The earliest record of the PD diagnosis Read code, symptom, or drug code for antiparkinsonian drug prescription were considered as the index date. In order to distinguish incident and prevalent cases, the first diagnosis or symptom or prescription date had to be at least six months following the patient’s registration with a GP practice58. Thus, we excluded all individuals with PD diagnosis in the first six months after registration with a practice as this may represent retrospective recording rather than a true new recording of PD58. We also excluded those with restless leg syndrome without PD who might have been exposed to treatment with dopamine agonists.

Patients entered the cohort on the latest of: the start date of study period (January 1st 2006), acceptable mortality reporting (AMR) date, acceptable computer usage (ACU) date, 50th birthday or GP registration plus six months for our analysis on the incidence of PD. Patients exited the cohort on the earliest date of PD diagnosis, left the GP practice, died, last data recorded in THIN, or the study period ended (December 31st 2016).

Statistical analysis

The overall crude incidence of PD recording using all four case definitions was estimated as the number of cases per 100,000 Person Years At Risk (PYAR).

This incidence of PD was calculated by adding the total number of patients with a first recording of diagnosis or symptom or prescription plus six months, between 2006 and 2016 and this number was then divided by the total person years of follow-up for all patient records for this time period.

The crude incidence rates of PD recording using all four case definitions were estimated by age group, gender, social deprivation, calendar year, and region, restricting the person years of follow-up according to the category in question. For descriptive analysis, the age group was defined by 5-year intervals: 50–54, 55–59, 60–64, 65–69, 70–74, 75–79, 80–84, 85–89, 90–94, and 95 years and over. Gender was defined as male and female. Townsend quintile was used to assess the level of social deprivation. The score ranges from 1 to 5, with 1 being the most affluent and five indicating the highest level of deprivation. The UK regions were based on the former Strategic Health Authorities. These were: East Midlands, East of England, London, North-East, North-West, South Central, South East Coast, South West, West Midlands, Yorkshire and Humber (all in England), Northern Ireland, Scotland and Wales.

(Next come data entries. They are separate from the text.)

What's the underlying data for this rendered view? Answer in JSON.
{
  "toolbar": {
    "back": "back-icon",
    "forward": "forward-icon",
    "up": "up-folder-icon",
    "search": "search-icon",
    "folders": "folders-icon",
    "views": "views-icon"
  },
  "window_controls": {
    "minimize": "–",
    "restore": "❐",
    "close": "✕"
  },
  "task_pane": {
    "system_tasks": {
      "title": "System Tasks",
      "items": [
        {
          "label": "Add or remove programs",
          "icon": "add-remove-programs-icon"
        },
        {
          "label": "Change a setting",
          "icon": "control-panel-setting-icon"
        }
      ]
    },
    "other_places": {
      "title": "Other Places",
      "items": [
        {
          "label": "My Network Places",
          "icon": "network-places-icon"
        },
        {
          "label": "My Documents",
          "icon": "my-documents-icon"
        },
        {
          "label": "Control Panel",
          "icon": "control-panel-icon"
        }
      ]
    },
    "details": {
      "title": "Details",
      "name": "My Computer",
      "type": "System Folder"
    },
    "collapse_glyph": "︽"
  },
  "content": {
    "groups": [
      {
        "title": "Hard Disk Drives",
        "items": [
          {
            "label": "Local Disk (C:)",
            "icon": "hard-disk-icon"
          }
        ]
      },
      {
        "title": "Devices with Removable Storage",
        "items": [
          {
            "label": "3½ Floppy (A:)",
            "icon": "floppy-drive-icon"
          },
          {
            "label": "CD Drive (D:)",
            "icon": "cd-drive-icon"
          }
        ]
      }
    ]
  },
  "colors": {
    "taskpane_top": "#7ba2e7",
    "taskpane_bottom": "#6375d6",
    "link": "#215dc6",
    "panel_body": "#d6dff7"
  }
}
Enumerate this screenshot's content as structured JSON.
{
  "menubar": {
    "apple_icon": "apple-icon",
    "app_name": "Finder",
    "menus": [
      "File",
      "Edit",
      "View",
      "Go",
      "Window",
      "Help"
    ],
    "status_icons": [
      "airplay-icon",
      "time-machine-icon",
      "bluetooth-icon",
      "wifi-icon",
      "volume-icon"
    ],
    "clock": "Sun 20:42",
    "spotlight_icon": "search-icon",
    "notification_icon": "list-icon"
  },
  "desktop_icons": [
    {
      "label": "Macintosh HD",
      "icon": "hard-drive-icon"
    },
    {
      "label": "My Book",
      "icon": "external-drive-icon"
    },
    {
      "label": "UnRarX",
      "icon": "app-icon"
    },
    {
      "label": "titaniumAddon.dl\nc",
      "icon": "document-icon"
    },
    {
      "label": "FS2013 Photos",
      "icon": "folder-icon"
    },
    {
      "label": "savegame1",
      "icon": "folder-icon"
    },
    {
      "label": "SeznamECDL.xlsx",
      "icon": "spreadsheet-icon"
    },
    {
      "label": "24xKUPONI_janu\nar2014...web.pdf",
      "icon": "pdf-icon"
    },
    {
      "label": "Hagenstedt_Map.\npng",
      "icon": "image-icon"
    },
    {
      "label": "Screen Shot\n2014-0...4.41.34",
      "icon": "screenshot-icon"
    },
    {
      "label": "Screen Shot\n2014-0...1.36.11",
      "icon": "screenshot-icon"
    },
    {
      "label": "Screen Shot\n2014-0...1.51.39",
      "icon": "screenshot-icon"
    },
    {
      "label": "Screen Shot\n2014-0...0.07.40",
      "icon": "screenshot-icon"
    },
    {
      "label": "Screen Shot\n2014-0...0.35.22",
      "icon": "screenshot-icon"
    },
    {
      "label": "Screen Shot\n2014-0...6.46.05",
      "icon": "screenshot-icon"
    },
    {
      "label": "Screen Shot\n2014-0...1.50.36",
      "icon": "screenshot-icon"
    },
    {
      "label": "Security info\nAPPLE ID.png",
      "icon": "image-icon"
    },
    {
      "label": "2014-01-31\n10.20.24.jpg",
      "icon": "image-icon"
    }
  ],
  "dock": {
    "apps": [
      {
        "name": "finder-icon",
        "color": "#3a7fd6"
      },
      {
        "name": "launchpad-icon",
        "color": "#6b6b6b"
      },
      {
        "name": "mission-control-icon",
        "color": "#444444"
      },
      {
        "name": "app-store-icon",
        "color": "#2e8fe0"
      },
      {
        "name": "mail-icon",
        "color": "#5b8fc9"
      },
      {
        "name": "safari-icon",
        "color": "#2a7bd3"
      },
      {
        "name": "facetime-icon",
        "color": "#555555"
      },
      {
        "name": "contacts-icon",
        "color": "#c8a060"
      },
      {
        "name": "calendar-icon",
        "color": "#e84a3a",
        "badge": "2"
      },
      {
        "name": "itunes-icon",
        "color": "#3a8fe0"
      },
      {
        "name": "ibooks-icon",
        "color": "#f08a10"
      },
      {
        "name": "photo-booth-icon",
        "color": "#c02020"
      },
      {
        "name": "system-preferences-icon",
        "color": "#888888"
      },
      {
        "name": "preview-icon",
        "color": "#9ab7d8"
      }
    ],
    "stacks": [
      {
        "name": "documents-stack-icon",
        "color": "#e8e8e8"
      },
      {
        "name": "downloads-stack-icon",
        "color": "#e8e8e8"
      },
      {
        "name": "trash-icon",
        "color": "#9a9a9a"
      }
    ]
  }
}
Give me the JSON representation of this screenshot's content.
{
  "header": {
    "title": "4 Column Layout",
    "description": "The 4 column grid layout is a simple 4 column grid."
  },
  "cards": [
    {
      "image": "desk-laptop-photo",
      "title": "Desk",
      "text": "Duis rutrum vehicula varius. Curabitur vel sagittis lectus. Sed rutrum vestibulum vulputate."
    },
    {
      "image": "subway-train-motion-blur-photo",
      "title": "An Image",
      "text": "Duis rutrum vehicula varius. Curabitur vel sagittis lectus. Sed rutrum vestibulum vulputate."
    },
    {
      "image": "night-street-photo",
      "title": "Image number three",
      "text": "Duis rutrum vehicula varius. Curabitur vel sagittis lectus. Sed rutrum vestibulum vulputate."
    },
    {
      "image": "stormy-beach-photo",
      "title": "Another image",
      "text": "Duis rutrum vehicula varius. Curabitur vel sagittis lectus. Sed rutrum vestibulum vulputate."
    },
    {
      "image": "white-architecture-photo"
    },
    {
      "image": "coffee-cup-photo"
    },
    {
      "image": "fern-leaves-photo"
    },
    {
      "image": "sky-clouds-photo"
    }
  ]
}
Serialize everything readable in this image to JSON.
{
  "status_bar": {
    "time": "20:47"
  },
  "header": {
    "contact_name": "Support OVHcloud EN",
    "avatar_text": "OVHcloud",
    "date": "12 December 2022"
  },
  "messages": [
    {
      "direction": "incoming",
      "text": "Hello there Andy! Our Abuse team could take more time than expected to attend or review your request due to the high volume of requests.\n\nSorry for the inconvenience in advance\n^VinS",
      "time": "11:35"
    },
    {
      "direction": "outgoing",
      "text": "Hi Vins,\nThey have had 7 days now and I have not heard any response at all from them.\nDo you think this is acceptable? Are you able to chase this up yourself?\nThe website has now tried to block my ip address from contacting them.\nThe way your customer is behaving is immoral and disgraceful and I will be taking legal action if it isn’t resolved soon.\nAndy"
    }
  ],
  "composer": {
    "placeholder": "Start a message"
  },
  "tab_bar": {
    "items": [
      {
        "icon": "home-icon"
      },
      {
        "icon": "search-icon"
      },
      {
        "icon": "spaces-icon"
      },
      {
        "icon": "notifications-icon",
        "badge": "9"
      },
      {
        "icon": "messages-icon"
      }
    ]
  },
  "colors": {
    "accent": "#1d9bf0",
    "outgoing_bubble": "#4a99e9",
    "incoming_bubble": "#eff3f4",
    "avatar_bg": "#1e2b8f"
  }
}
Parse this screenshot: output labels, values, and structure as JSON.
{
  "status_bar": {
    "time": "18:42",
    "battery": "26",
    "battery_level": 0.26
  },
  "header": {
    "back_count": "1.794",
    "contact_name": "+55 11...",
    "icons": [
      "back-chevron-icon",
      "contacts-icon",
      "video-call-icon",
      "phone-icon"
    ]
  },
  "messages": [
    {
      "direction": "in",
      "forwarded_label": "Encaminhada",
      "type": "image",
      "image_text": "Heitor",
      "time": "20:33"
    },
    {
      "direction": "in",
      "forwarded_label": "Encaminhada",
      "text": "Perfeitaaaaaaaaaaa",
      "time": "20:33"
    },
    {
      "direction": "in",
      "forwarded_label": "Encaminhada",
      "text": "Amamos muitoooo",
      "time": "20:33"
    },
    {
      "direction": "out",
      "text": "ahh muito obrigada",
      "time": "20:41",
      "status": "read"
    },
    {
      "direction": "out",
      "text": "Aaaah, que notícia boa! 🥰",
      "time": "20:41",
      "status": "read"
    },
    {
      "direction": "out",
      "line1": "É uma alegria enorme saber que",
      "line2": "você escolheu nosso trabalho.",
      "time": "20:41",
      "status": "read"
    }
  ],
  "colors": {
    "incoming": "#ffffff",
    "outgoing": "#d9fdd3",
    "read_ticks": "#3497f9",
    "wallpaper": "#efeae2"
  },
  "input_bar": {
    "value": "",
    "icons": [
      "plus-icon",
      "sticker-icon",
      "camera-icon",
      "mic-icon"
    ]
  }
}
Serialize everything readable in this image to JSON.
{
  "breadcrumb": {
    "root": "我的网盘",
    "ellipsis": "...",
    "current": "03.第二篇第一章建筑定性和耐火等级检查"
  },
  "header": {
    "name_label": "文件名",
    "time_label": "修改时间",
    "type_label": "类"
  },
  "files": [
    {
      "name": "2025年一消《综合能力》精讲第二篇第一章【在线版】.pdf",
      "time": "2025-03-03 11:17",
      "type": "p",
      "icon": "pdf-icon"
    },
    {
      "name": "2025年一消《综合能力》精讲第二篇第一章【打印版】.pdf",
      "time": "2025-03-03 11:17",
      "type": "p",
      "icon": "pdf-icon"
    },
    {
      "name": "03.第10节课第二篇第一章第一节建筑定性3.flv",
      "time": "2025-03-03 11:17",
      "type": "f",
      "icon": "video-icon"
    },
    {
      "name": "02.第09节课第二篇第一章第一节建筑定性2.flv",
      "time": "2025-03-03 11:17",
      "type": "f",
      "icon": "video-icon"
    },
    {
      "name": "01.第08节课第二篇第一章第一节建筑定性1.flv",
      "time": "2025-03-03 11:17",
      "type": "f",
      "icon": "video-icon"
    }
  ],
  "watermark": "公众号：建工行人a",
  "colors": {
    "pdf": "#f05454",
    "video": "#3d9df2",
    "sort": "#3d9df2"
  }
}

Multivariable Poisson regression analysis was conducted to investigate the incidence (using the four case definitions) by age group, gender, Townsend quintile, calendar year, and region, adjusting for the respective variables included in this model. In order to fit the Poisson model to generate a rate ratio, the coefficients were exponentiated with person-time specified as the exposure.

Using all four case definitions, annual incidence rates were calculated in order to explore trends in the incidence of Parkinson’s disease recordings over time.

Additional exploratory work was conducted by calculating and comparing incidence rates of PD at a similar time period (2011–2015) to Parkinson’s UK report using similar diagnosis Read codes: F12..00 Parkinson’s disease, F120.00 Paralysis agitans and F12z.00 Parkinson’s disease not otherwise specified) (Supplementary Table 4). Stata (version 16MP) was used to carry out all statistical analyses62.

Ethics

In 2003, the NHS South-east Multi-Centre Research Ethics Committee gave approval for the use of THIN overall. This study was approved by IQVIA Medical Research’s Scientific Review Committee in June 2019. (SRC Reference Number: 19THIN034).

Reporting Summary

Further information on research design is available in the Nature Research Reporting Summary linked to this article.